Я почувствовал, что притихшие на боковом сиденье Анечка с Сашей, прислушиваются к нашему разговору, хотя создавали вид, что каждая занята своими мыслями. То же относилось и к Сюгоро и я подумал, что наш сопровождающий хорошо понимает о чём мы говорим.
— То есть, по вашему мнению, осуждать и обличать — это разные по смыслу слова и российские реформы вы не осуждаете, а обличаете.
— Ну, да я так считаю. А что, я не могу иметь своего мнения?
— Да можете, можете… И что же вас не устраивает в тех реформах?
— Если в двух словах, то отсутствие справедливости. А если подробнее, то это долго.
— Достаточно, достаточно, — замахал ручкой с большой золотой печаткой Шагальский. — То есть вы считаете, что большой пирог под названием Россия, во время реформ, был поделен несправедливо?
— А вы считаете по-другому?
— Да, по-другому. Я считаю, что этот пирог был разделен правильно, а вы просто усложняете жизнь и не только себе, Бог с вами, но и другим.

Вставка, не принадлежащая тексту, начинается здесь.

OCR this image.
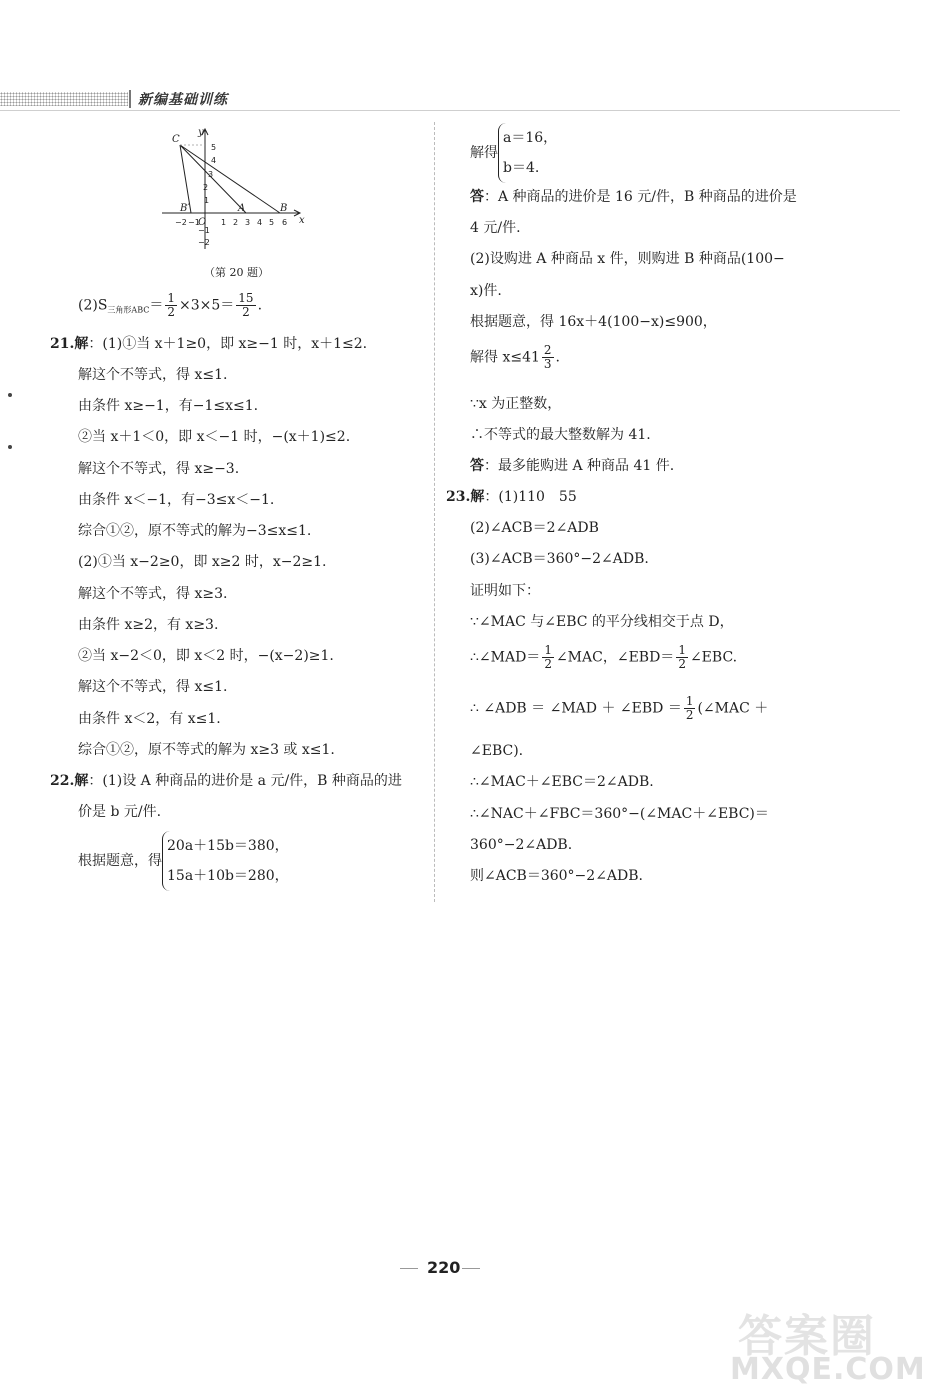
新编基础训练
C
B′
O
A	B
x
y
−2 −1	1 2 3 4 5 6
5
4
3
2
1
−1
−2
（第 20 题）
$(2)S_{三角形ABC}= \frac{1}{2} \times 3\times 5= \frac{15}{2}$ .
21.解：(1)①当 x＋1≥0，即 x≥−1 时，x＋1≤2.
解这个不等式，得 x≤1.
由条件 x≥−1，有−1≤x≤1.
②当 x＋1＜0，即 x＜−1 时，−(x＋1)≤2.
解这个不等式，得 x≥−3.
由条件 x＜−1，有−3≤x＜−1.
综合①②，原不等式的解为−3≤x≤1.
(2)①当 x−2≥0，即 x≥2 时，x−2≥1.
解这个不等式，得 x≥3.
由条件 x≥2，有 x≥3.
②当 x−2＜0，即 x＜2 时，−(x−2)≥1.
解这个不等式，得 x≤1.
由条件 x＜2，有 x≤1.
综合①②，原不等式的解为 x≥3 或 x≤1.
22.解：(1)设 A 种商品的进价是 a 元/件，B 种商品的进
价是 b 元/件.
根据题意，得
20a＋15b＝380，
15a＋10b＝280，
解得
a＝16，
b＝4.
答：A 种商品的进价是 16 元/件，B 种商品的进价是
4 元/件.
(2)设购进 A 种商品 x 件，则购进 B 种商品(100−
x)件.
根据题意，得 16x＋4(100−x)≤900，
解得 $x\le 41 \frac{2}{3}$ .
∵x 为正整数，
∴不等式的最大整数解为 41.
答：最多能购进 A 种商品 41 件.
23.解：(1)110　55
(2)∠ACB＝2∠ADB
(3)∠ACB＝360°−2∠ADB.
证明如下：
∵∠MAC 与∠EBC 的平分线相交于点 D，
∴∠MAD＝ $\frac{1}{2}$ ∠MAC，∠EBD＝ $\frac{1}{2}$ ∠EBC.
∴ ∠ADB ＝ ∠MAD ＋ ∠EBD ＝ $\frac{1}{2}$ (∠MAC ＋
∠EBC).
∴∠MAC＋∠EBC＝2∠ADB.
∴∠NAC＋∠FBC＝360°−(∠MAC＋∠EBC)＝
360°−2∠ADB.
则∠ACB＝360°−2∠ADB.
220
答案圈
MXQE.COM
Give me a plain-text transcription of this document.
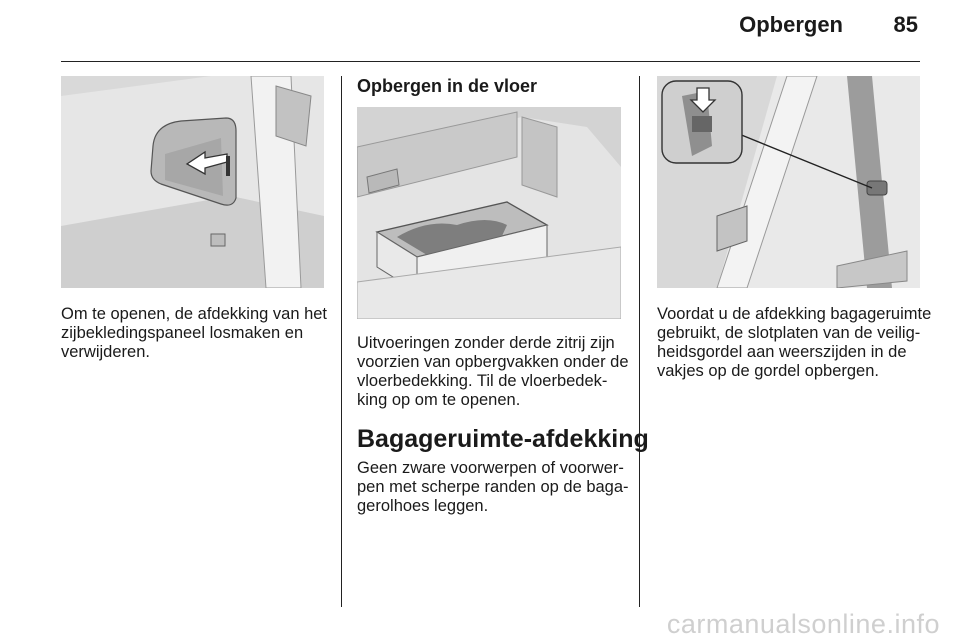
Opbergen 85
Om te openen, de afdekking van het
zijbekledingspaneel losmaken en
verwijderen.
Opbergen in de vloer
Uitvoeringen zonder derde zitrij zijn
voorzien van opbergvakken onder de
vloerbedekking. Til de vloerbedek-
king op om te openen.
Bagageruimte-afdekking
Geen zware voorwerpen of voorwer-
pen met scherpe randen op de baga-
gerolhoes leggen.
Voordat u de afdekking bagageruimte
gebruikt, de slotplaten van de veilig-
heidsgordel aan weerszijden in de
vakjes op de gordel opbergen.
carmanualsonline.info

Мне захотелось сказать ему дерзость. Почувствовав напряжение, в разговор тут же ввязалась, державшая руку на пульсе, Анечка.
— Эх, мужчины, мужчины, — с весёлым укором произнесла она, поглядывая в нашу сторону — вы не исправимы. Даже здесь, за тридевять земель, вы не можете не говорить о политике. Правда, Саша?
Саша лишь пожала плечами, и потянулась за чашкой кофе, стоящей на полированном столике рядом с сиденьем. С дежурной улыбкой наблюдала за разговором целлюлоидная японка. Своевременным вмешательством в наш диалог Анечка сгладила ситуацию. Мне расхотелось дерзить Шагальскому и я лишь буркнул:
— А вы упрощаете.
— Ошибаетесь. Я принимаю её такой, какая она есть. Помните «Машина времени» пела, как там, «не стоит прогибаться под изменчивый мир, пусть лучше он прогнётся под нас». Глупости всё это. Мир никогда под вас не прогнётся. А всегда прогнётесь вы. А если нет, он вам сломает хребет, искорёжит, сотрёт в порошок.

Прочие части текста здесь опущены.